BVSはシーンレベルで多数の調整可能なパラメータをサポートする。
アプリケーションシナリオを3つ紹介する。
論文 参考訳(メタデータ) (2024-05-15T17:57:56Z) - Towards In-Vehicle Multi-Task Facial Attribute Recognition:
Investigating Synthetic Data and Vision Foundation Models [8.54530542456452]
車両の乗客の顔の特徴を認識する複雑なマルチタスクモデルを訓練するための合成データセットの有用性について検討する。
我々の研究は直感に反する発見を明らかにし、特に特定のマルチタスクコンテキストにおいて、ViTよりもResNetの方が優れた性能を示した。
論文 参考訳(メタデータ) (2024-03-10T04:17:54Z) - AttributionScanner: A Visual Analytics System for Model Validation with Metadata-Free Slice Finding [29.07617945233152]
データスライス検索は、低パフォーマンスを示すデータセット内のサブグループを特定し解析することで、機械学習(ML)モデルを検証するための新興技術である。
このアプローチは、追加メタデータに対する退屈でコストのかかる要件を含む、重大な課題に直面します。

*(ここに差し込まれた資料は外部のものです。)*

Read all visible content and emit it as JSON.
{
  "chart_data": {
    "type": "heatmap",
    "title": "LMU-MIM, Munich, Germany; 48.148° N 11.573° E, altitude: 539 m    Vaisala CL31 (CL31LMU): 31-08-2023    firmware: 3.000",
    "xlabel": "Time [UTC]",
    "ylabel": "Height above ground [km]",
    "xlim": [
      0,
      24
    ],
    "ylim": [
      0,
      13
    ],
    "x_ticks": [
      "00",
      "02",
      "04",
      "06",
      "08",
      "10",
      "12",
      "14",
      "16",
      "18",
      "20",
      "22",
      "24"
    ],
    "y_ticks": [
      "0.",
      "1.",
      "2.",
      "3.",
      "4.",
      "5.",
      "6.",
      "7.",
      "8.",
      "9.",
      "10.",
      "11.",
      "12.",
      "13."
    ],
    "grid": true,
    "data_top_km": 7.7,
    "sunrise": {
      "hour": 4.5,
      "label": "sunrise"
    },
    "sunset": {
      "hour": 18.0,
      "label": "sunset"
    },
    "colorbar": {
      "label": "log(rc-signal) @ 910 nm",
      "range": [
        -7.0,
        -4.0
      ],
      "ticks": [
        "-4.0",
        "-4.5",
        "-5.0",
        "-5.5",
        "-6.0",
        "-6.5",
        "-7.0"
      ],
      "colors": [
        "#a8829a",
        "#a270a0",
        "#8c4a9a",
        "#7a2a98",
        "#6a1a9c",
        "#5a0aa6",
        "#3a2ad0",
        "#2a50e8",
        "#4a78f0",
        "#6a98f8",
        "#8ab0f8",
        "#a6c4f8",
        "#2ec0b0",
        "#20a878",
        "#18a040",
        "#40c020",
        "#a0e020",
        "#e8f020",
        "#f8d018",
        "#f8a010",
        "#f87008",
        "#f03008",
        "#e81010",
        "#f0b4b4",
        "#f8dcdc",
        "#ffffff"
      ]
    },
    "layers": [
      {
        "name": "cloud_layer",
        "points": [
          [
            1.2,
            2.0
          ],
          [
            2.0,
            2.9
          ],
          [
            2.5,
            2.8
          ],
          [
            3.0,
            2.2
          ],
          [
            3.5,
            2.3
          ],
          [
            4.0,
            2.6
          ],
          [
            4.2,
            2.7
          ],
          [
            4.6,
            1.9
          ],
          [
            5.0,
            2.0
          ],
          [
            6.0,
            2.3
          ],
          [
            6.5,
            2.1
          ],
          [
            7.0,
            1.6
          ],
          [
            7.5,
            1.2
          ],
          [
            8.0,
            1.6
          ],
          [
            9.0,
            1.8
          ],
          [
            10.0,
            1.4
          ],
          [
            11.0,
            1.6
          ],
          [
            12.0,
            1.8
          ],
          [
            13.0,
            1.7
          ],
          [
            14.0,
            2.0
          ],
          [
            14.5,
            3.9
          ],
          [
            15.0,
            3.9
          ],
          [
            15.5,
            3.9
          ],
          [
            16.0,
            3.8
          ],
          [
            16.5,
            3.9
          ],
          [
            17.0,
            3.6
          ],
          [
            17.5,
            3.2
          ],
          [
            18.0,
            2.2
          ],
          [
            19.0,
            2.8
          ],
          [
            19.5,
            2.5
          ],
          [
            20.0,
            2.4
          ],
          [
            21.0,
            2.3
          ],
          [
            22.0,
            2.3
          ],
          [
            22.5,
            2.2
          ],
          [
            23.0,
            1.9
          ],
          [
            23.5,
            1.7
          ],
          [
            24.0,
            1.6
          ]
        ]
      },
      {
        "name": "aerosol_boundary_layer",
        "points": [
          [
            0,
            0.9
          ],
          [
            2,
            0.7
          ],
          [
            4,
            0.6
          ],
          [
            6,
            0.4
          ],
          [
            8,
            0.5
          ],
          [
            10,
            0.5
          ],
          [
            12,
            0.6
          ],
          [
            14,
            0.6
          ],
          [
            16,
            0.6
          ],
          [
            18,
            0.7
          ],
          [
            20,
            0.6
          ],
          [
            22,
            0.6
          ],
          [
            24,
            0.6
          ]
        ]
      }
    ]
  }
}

本稿では,メタデータを含まないデータスライス検索用に設計された,革新的なビジュアルアナリティクス(VA)システムであるAttributionScannerを紹介する。
本システムでは、一般的なモデル動作を含む解釈可能なデータスライスを特定し、属性モザイク設計によりこれらのパターンを可視化する。
論文 参考訳(メタデータ) (2024-01-12T09:17:32Z) - SeeBel: Seeing is Believing [0.9790236766474201]
本稿では,全画像のセグメンテーションにおけるデータセット統計とAI性能を比較するための3つの可視化手法を提案する。
我々のプロジェクトは、画像の注意重みを可視化することで、セグメンテーションのための訓練されたAIモデルの解釈可能性をさらに高めようとしている。
我々は,コンピュータビジョンとAI領域における可視化ツールの有効性を検討するために,実際のユーザを対象に調査を行うことを提案する。
論文 参考訳(メタデータ) (2023-12-18T05:11:00Z) - StableLLaVA: Enhanced Visual Instruction Tuning with Synthesized
Image-Dialogue Data [129.92449761766025]
本稿では,視覚的インストラクションチューニングのための画像と対話を同期的に合成する新しいデータ収集手法を提案する。
このアプローチは生成モデルのパワーを活用し、ChatGPTとテキスト・ツー・イメージ生成モデルの能力とを結合する。
本研究は,各種データセットを対象とした総合的な実験を含む。
論文 参考訳(メタデータ) (2023-08-20T12:43:52Z) - Addressing Bias in Visualization Recommenders by Identifying Trends in
Training Data: Improving VizML Through a Statistical Analysis of the Plotly
Community Feed [55.41644538483948]
機械学習は、高いスケーラビリティと表現力のために、視覚化レコメンデーションに対する有望なアプローチである。
本研究は,統計的解析によりトレーニングデータの傾向を特定することで,機械学習可視化推薦システムにおけるトレーニングバイアスに対処することを目的とする。
論文 参考訳(メタデータ) (2022-03-09T18:36:46Z) - Scanpath Prediction on Information Visualisations [19.591855190022667]
本稿では,情報視覚化における視覚的満足度とスキャンパスの予測を学習するモデルを提案する。
一般的なMASSVISデータセット上で,様々な情報可視化要素に対する視線行動の詳細な解析を行う。
論文 参考訳(メタデータ) (2021-12-04T13:59:52Z) - A Variational Information Bottleneck Approach to Multi-Omics Data
Integration [98.6475134630792]
本稿では,不完全な多視点観測のための深い変動情報ボトルネック (IB) 手法を提案する。
本手法は,対象物に関連のある視点内および視点間相互作用に焦点をあてるために,観測された視点の辺縁および結合表現にISBフレームワークを適用した。
実世界のデータセットの実験から、我々の手法はデータ統合から常に利益を得て、最先端のベンチマークより優れています。
論文 参考訳(メタデータ) (2021-02-05T06:05:39Z)
関連論文リストは本サイト内にある論文のタイトル・アブストラクトから自動的に作成しています。
指定された論文の情報です。
本サイトの運営者は本サイト(すべての情報・翻訳含む)の品質を保証せず、本サイト(すべての情報・翻訳含む)を使用して発生したあらゆる結果について一切の責任を負いません。